«Первой ехидно засмеялась женщина, немолодая, с убеленными сединой волосами и в шляпке с козырьком; на шляпке было еще нечто вроде прозрачной вуали, серой, если я не ошибаюсь, и я посмотрел на улицу, где я родился, и почувствовал себя вдруг таким измученным и таким несчастным, что был готов проклясть даже небо».
Все это доверил епископ своему дневнику, который годами пылился на полке в архиве города.
Для доктора Халлума все стало гораздо яснее. Он назвал свой случай трудным, но объяснимым. Он всегда выступал в роли интерпретатора чужих драм, был в некотором роде актером, теперь же он сам участвовал в драме, пусть не по своей воле, но теперь он сам стал участником, и это причиняло невыносимую боль.
Собственно, он давно уже заметил, что говорил о своих пациентах как о чем-то постороннем, о внешнем мире, который отныне стал его внутренним, и разница между двумя мирами поразительно сужалась и принимала угрожающий вид. «Я, конечно, могу назвать это обычным переутомлением», — объяснил он, когда они сидели вечером в саду и пили английский чай. Он был взбудоражен, признался он, после того, как допил чай, весьма неохотно поддался на уговоры идти домой спать. Пошатываясь, он брел по дороге, посыпанной гравием. Пошатываясь, поднялся по лестнице. Старался держаться прямо, когда шел по пустым комнатам, темным коридорам с портретами и вверх по лестнице в спальню. Она снилась ему. В этом он тоже признался. Ему снились ее волосы, плечи и рот. Больше всего рот. Он проснулся, улыбаясь.
Он вспомнил тот день, когда они вдвоем шли по улице, улице его детства, и пальцы Марен сплелись с его пальцами, и старые липы отражались в сетчатке глаз, и дух захватывало, когда он смотрел на нее. В нем все пело и ликовало, горевало и страдало. От внезапности нахлынувших чувств. От раздиравшей его противоречивости. Он испугался своего состояния, напоминавшего ему состояние его больных, поведение которых он постоянно фиксировал в бесстрастных отчетах.
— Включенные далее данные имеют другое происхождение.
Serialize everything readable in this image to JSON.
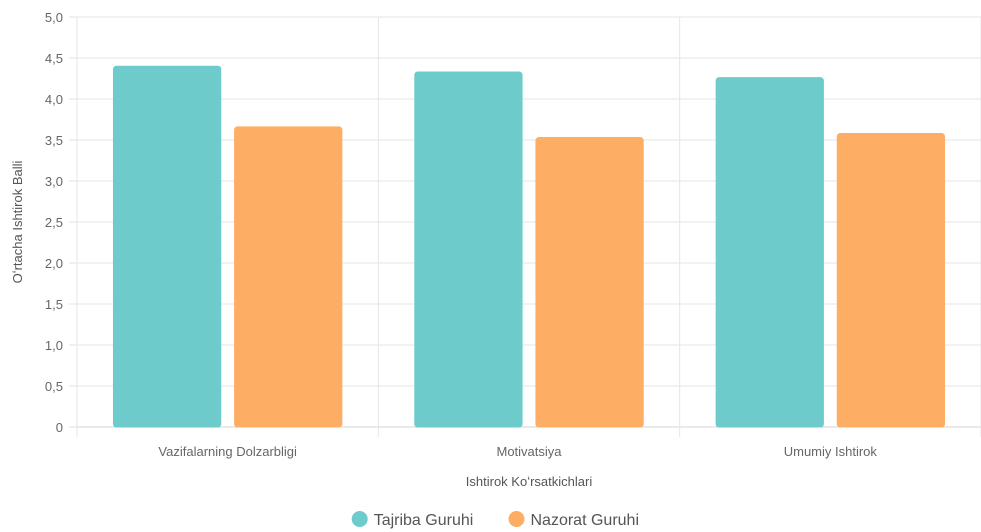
{
  "chart_data": {
    "type": "bar",
    "title": "",
    "xlabel": "Ishtirok Koʻrsatkichlari",
    "ylabel": "Oʻrtacha Ishtirok Balli",
    "categories": [
      "Vazifalarning Dolzarbligi",
      "Motivatsiya",
      "Umumiy Ishtirok"
    ],
    "series": [
      {
        "name": "Tajriba Guruhi",
        "values": [
          4.4,
          4.33,
          4.26
        ],
        "color": "#6ecbcb"
      },
      {
        "name": "Nazorat Guruhi",
        "values": [
          3.66,
          3.53,
          3.58
        ],
        "color": "#fdae64"
      }
    ],
    "ylim": [
      0,
      5
    ],
    "yticks": [
      "0",
      "0,5",
      "1,0",
      "1,5",
      "2,0",
      "2,5",
      "3,0",
      "3,5",
      "4,0",
      "4,5",
      "5,0"
    ],
    "grid": true,
    "legend_position": "bottom"
  }
}
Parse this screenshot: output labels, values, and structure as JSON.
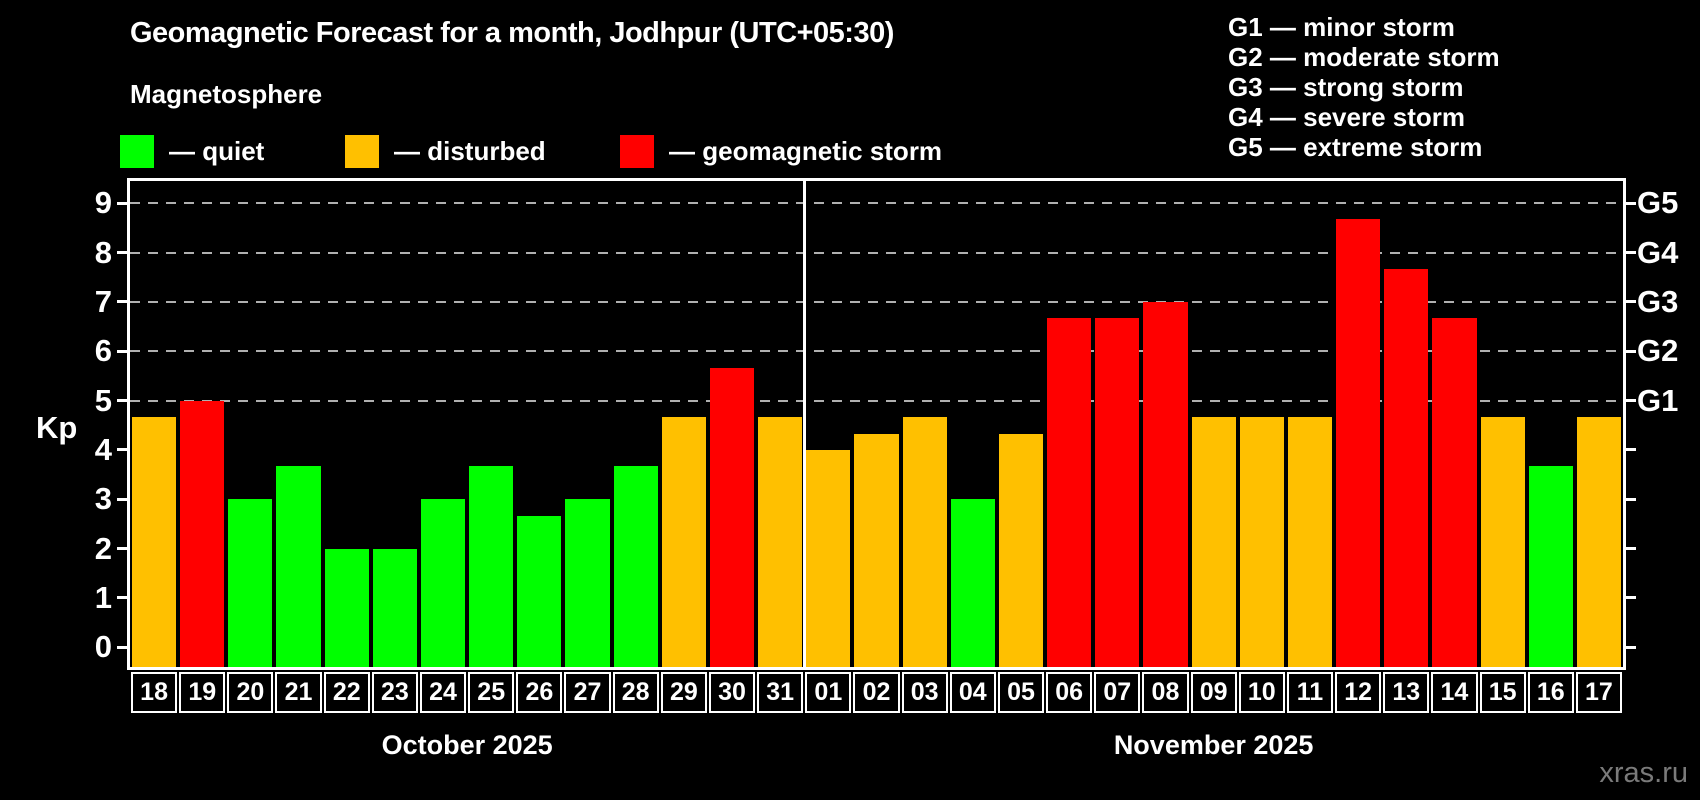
{
  "subtitle": "Magnetosphere",
  "watermark": "xras.ru",
  "colors": {
    "quiet": "#00FF00",
    "disturbed": "#FFC000",
    "storm": "#FF0000",
    "background": "#000000",
    "text": "#FFFFFF",
    "grid": "#B0B0B0",
    "frame": "#FFFFFF",
    "watermark": "#7A7A7A"
  },
  "legend": {
    "items": [
      {
        "key": "quiet",
        "label": "— quiet"
      },
      {
        "key": "disturbed",
        "label": "— disturbed"
      },
      {
        "key": "storm",
        "label": "— geomagnetic storm"
      }
    ]
  },
  "storm_scale": [
    {
      "label": "G1 — minor storm"
    },
    {
      "label": "G2 — moderate storm"
    },
    {
      "label": "G3 — strong storm"
    },
    {
      "label": "G4 — severe storm"
    },
    {
      "label": "G5 — extreme storm"
    }
  ],
  "chart_data": {
    "type": "bar",
    "title": "Geomagnetic Forecast for a month, Jodhpur (UTC+05:30)",
    "ylabel": "Kp",
    "ylim": [
      0,
      9
    ],
    "y_ticks": [
      0,
      1,
      2,
      3,
      4,
      5,
      6,
      7,
      8,
      9
    ],
    "grid_levels": [
      5,
      6,
      7,
      8,
      9
    ],
    "grid_style": "dashed horizontal lines at storm levels only",
    "right_axis_labels": [
      {
        "value": 5,
        "label": "G1"
      },
      {
        "value": 6,
        "label": "G2"
      },
      {
        "value": 7,
        "label": "G3"
      },
      {
        "value": 8,
        "label": "G4"
      },
      {
        "value": 9,
        "label": "G5"
      }
    ],
    "months": [
      {
        "label": "October 2025",
        "days": [
          "18",
          "19",
          "20",
          "21",
          "22",
          "23",
          "24",
          "25",
          "26",
          "27",
          "28",
          "29",
          "30",
          "31"
        ],
        "values": [
          4.67,
          5.0,
          3.0,
          3.67,
          2.0,
          2.0,
          3.0,
          3.67,
          2.67,
          3.0,
          3.67,
          4.67,
          5.67,
          4.67
        ],
        "status": [
          "disturbed",
          "storm",
          "quiet",
          "quiet",
          "quiet",
          "quiet",
          "quiet",
          "quiet",
          "quiet",
          "quiet",
          "quiet",
          "disturbed",
          "storm",
          "disturbed"
        ]
      },
      {
        "label": "November 2025",
        "days": [
          "01",
          "02",
          "03",
          "04",
          "05",
          "06",
          "07",
          "08",
          "09",
          "10",
          "11",
          "12",
          "13",
          "14",
          "15",
          "16",
          "17"
        ],
        "values": [
          4.0,
          4.33,
          4.67,
          3.0,
          4.33,
          6.67,
          6.67,
          7.0,
          4.67,
          4.67,
          4.67,
          8.67,
          7.67,
          6.67,
          4.67,
          3.67,
          4.67
        ],
        "status": [
          "disturbed",
          "disturbed",
          "disturbed",
          "quiet",
          "disturbed",
          "storm",
          "storm",
          "storm",
          "disturbed",
          "disturbed",
          "disturbed",
          "storm",
          "storm",
          "storm",
          "disturbed",
          "quiet",
          "disturbed"
        ]
      }
    ]
  }
}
Теперь он почувствовал, как его жизнь вмиг переменилась, наполнилась чем-то несказанно радостным и благостным, что не имело никакого отношения ни к клинике, ни к болезням, и он вспомнил, как крепко держал ее пальцы, ни на секунду не отпуская. Надеялся, что так будет длиться вечно, но дорога от «Дома для умалишенных» до причала заняла всего лишь пятнадцать минут. Он нехотя выпустил пальцы Марен («навсегда», пробормотал он про себя) и устыдился того, что вдруг расчувствовался до романтической нежности и грусти, одиночества и сомнения… Однако на душе было все же легко и светло.
— Помоги мне с галстуком, — сказал он. — Жара. Я никогда не выхожу в такую жару.
Марен засмеялась. Она смеялась так, что он понял — она разгадала его уловку.
Она осторожно расстегнула булавку на галстуке, заложила ее в нагрудный карман позади носового платка, потом развязала узел и указательным пальцем, тонким, нежным и крепким, так что он весь вздрогнул, этим пальцем она медленно-медленно провела вдоль воротника рубашки, от шеи к затылку, два раза она это сделала, припомнил он, и он стоял, как вкопанный, так что Марен удивленно подняла к нему лицо. И когда она увидела его лицо, она впервые поняла, что крыши домов в городе накалены до предела. Доктор Халлум не любил особенно долго находиться на солнце, но теперь он стоял и неотрывно смотрел на плечи Марен, и, когда он это делал, признался он своему другу епископу, было ощущение, словно внутри у него все переворачивалось в направлении к чистому и мудрому, словно печень, сердце, селезенка и желчный пузырь были хорошенько промыты с мылом и прополосканы. «Я стоял не двигаясь и был взбудоражен. В горле пересохло, и я уверял себя, что взмок от жары. Но ее мне было не обмануть».
Когда он снова увидел ее лицо, прямо в сиянии солнца, на фоне серо-черного обшарпанного причала, он уже собирался сказать ей нечто, но она опередила его, внезапным рывком прижавшись щекой к его плечу, и сделала это таким образом, что он понял: так нужно, так было необходимо. Ему не оставалось ничего делать, как стоять и молчать. Она разгадала его намерение, и он понял, что она делала все, и когда сплетала свои пальцы с его пальцами, и когда развязала узел на галстуке, чтобы помочь ему погасить возникшее чувство.
«Она дала мне знать, что я не должен делать глупости, — пояснил он епископу. — Кроме того, она знала, что я, если в таком моем состоянии еще и выпью, то непременно окажусь рано или поздно перед ее домом и буду ломиться к ней в дверь. Буду умолять ее впустить меня. Она предчувствовала это. Не понимаю, как такое могло произойти».